Friday, September 13, 2013

What if...Fuse And Maxim Team Up

Two separate news reports that makes one wonder if a connection should be made.  According to the New York Post, MSG may be interested in selling its Fuse music service.  And according to a separate Variety news story, Maxim magazine has been sold to a media company with the intention of starting a Maxim TV Network.  And while the Post thinks that a likely buyer of Fuse could be Mark Cuban's AXS- TV Network, formerly HDNet, I wonder if Maxim might be a more interesting fit.  With a subscriber base of around 65 million homes, Fuse would bring immediate subscribers to a start-up network like Maxim.  Of course there are a number of stand alone cable networks dying to get near 50 million homes who might be willing to pay up to dramatically improve their subscriber base. 
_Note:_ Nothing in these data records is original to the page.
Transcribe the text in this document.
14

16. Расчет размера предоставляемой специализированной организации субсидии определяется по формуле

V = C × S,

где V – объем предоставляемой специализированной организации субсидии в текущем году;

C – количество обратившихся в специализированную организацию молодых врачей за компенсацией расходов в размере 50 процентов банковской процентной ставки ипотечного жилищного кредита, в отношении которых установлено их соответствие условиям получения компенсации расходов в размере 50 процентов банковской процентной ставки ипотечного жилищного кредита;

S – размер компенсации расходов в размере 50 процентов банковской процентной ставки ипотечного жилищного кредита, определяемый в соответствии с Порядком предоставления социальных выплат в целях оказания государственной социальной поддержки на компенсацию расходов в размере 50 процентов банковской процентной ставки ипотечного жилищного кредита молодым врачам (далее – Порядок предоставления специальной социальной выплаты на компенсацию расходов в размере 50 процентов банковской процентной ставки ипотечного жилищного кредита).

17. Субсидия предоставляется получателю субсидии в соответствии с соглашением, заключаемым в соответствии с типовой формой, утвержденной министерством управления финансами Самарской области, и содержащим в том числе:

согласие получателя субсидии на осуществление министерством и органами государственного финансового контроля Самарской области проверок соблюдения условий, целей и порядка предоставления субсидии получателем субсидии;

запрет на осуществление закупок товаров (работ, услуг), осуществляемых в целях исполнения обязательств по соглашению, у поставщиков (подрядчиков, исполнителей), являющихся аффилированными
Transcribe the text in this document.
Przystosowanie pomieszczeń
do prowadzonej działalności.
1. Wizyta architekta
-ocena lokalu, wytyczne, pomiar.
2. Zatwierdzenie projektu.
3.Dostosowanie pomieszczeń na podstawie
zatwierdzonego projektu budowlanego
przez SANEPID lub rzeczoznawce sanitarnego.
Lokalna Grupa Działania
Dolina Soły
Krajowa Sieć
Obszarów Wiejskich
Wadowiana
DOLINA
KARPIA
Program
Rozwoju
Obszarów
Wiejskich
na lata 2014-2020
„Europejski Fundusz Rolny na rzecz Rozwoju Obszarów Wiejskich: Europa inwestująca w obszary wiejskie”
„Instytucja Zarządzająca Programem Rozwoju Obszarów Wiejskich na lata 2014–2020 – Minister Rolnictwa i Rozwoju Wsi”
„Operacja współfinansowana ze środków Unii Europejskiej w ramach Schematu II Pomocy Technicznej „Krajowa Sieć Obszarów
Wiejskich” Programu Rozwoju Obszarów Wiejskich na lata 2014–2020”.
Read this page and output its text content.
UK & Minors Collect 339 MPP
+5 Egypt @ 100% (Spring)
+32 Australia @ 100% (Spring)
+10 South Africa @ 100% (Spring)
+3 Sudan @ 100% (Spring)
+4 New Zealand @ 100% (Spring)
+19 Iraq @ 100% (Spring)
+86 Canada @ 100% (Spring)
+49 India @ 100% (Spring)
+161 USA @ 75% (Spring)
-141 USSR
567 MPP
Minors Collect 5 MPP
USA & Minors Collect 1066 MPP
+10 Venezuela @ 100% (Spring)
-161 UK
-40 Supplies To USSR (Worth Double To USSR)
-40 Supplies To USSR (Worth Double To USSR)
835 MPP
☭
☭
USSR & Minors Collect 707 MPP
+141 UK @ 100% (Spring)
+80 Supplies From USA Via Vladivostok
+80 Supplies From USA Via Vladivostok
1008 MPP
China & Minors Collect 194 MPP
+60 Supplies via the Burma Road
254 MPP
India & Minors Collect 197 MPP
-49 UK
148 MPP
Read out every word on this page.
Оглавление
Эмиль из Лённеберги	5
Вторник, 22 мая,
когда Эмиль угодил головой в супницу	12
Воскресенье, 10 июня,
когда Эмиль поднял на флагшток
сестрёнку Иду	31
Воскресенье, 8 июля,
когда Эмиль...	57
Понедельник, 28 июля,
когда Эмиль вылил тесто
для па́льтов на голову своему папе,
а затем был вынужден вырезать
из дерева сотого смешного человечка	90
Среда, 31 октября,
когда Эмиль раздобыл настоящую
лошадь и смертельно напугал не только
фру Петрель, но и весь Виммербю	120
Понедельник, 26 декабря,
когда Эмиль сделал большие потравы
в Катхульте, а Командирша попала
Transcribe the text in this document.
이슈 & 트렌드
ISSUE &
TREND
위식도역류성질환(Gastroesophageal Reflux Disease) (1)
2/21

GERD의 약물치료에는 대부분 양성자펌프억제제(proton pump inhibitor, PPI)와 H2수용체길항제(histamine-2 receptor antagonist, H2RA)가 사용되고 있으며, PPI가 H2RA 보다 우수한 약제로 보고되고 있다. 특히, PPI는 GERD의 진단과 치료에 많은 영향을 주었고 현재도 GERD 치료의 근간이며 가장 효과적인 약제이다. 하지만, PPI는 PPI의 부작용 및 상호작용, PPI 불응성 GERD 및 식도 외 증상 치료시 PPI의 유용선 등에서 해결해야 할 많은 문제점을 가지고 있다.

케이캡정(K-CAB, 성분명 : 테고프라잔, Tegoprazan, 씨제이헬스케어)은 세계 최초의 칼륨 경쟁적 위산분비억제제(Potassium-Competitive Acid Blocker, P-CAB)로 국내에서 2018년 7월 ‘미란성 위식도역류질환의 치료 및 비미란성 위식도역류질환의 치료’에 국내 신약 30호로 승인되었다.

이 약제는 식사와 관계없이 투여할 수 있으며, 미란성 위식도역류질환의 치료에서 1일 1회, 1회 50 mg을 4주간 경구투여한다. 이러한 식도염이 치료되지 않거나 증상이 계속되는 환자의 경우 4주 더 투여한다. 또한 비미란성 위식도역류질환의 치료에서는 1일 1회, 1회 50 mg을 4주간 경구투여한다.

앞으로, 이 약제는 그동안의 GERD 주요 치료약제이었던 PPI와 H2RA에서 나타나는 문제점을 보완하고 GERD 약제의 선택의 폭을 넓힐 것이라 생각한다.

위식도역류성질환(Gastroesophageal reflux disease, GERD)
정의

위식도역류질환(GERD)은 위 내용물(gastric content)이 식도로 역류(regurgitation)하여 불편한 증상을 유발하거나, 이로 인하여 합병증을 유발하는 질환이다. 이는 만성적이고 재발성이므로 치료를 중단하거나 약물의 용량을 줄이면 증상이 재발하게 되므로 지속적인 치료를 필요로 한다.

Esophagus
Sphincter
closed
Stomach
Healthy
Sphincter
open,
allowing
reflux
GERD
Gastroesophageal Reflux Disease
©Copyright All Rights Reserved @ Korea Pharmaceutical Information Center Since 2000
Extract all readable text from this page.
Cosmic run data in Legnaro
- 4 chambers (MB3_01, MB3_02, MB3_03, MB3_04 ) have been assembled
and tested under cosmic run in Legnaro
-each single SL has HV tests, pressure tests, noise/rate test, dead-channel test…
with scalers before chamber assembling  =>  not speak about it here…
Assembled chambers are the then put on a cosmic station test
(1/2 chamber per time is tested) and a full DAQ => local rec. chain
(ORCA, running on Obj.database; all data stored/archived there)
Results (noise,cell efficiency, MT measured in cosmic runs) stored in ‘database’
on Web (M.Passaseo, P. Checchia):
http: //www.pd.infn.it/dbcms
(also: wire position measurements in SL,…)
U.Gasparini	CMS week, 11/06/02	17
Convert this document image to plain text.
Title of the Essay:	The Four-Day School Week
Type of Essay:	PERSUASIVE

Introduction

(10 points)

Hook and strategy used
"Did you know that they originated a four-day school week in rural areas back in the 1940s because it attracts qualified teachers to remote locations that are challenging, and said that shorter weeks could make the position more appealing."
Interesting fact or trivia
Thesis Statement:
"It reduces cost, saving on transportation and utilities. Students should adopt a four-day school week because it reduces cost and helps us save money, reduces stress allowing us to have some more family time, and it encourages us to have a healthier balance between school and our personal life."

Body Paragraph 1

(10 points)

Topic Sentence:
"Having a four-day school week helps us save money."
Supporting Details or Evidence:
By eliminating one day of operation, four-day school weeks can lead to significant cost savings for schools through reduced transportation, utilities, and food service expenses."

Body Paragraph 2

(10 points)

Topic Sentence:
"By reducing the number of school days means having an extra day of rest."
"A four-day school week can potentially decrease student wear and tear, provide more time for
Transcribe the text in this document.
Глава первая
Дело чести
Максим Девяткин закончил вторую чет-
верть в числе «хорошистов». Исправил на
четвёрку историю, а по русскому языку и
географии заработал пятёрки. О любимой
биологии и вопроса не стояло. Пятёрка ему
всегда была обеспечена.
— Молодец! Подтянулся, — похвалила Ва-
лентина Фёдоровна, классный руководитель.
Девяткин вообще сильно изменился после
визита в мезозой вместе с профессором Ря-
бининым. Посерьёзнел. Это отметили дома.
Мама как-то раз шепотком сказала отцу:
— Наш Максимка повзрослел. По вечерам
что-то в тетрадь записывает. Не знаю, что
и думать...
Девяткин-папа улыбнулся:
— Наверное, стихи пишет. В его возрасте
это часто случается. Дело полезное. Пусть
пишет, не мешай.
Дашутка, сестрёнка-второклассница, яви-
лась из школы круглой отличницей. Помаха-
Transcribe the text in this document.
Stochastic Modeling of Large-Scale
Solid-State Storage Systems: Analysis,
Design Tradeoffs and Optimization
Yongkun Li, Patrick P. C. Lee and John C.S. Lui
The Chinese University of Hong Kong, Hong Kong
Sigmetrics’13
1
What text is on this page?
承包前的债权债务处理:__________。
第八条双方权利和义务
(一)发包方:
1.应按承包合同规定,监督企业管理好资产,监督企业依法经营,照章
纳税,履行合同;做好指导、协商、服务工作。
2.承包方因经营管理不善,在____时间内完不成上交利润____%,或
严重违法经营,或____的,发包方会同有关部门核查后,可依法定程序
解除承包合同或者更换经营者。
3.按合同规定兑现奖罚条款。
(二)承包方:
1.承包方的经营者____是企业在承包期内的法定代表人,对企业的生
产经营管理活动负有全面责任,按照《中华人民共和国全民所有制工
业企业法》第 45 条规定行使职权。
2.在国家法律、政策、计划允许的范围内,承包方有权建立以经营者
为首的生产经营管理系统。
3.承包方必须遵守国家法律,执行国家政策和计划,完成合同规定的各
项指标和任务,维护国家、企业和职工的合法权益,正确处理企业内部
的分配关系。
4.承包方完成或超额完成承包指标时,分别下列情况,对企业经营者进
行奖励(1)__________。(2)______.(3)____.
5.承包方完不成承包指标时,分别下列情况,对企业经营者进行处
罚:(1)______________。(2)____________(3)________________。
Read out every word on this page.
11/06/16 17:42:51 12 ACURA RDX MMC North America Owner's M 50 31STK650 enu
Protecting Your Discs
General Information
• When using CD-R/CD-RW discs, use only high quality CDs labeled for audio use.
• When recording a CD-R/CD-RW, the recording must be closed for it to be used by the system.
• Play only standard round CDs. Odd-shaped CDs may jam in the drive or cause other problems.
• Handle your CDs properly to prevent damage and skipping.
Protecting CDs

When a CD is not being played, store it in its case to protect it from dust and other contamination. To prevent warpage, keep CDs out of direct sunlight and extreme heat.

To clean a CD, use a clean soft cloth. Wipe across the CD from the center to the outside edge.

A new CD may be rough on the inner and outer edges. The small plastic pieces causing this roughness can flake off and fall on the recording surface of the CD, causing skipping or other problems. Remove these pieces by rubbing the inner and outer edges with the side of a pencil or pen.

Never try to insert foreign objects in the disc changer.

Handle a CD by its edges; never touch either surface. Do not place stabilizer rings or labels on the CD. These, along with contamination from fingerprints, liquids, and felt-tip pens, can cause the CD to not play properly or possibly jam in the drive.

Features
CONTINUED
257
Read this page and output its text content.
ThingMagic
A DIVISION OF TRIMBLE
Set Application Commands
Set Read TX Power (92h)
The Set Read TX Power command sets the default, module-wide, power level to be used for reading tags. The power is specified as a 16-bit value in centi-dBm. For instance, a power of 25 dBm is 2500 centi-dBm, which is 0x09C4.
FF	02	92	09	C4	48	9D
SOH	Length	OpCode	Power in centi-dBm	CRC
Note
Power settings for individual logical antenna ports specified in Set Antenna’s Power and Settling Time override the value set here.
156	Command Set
This of course is pure speculation that Fuse is even for sale.  The network has always been a personal passion for its CEO, James Dolan, and he may be hard pressed to want to give up control.  Selling networks has never been easy for the Dolans so we will have to watch and see how it unfolds.  But if they are indeed a seller, I see a Maxim offer as a likely next step. 

"Young People Can't Afford $100 Cable Bills"

According to Epix CEO Mark Greenberg, cord cutting is nothing new.  Whenever prices get out of whack and competition comes in with cheaper alternatives, consumers tend to choose to change.  He notes that when satellite TV came in to compete with fiber connected cable operators and he sees that today with streaming services.  Others call it cord cutting, Mark calls it competition, and he is right. 

Apple certainly faces the same issue with cheaper smartphones from competitors.  With their latest announcement that their less expensive 5C iPhone was indeed not as cheap as expected, their share price dropped considerably. 

Cable operators with rising license fees and the desire to maintain large profit margins are forced to keep raising the cost of basic cable, driving more and more consumers to seek alternatives.  And Netflix, Redbox Instant, Amazon, and others are there to offer their content at lower monthly costs.  But Mark has some ideas to compete more effectively with these OTT companies and perhaps even winback cord cutters.  "The answer could potentially lie in smaller and smarter bundles, combined with new user interfaces, integration of social networks and better content curation."  He also argues for smaller bundles of networks at lower price points as well as fully embracing the TV Everywhere concept and authenticating content viewing outside the TV box and home. 

For now, it is an acknowledgement that cord cutting is real and that its root cause is price gouging and increased competition.  It is a concept truly not unique to cable but learned across all industries, their products and services.  In cable's case, it just sounds cooler to call it cord cutting.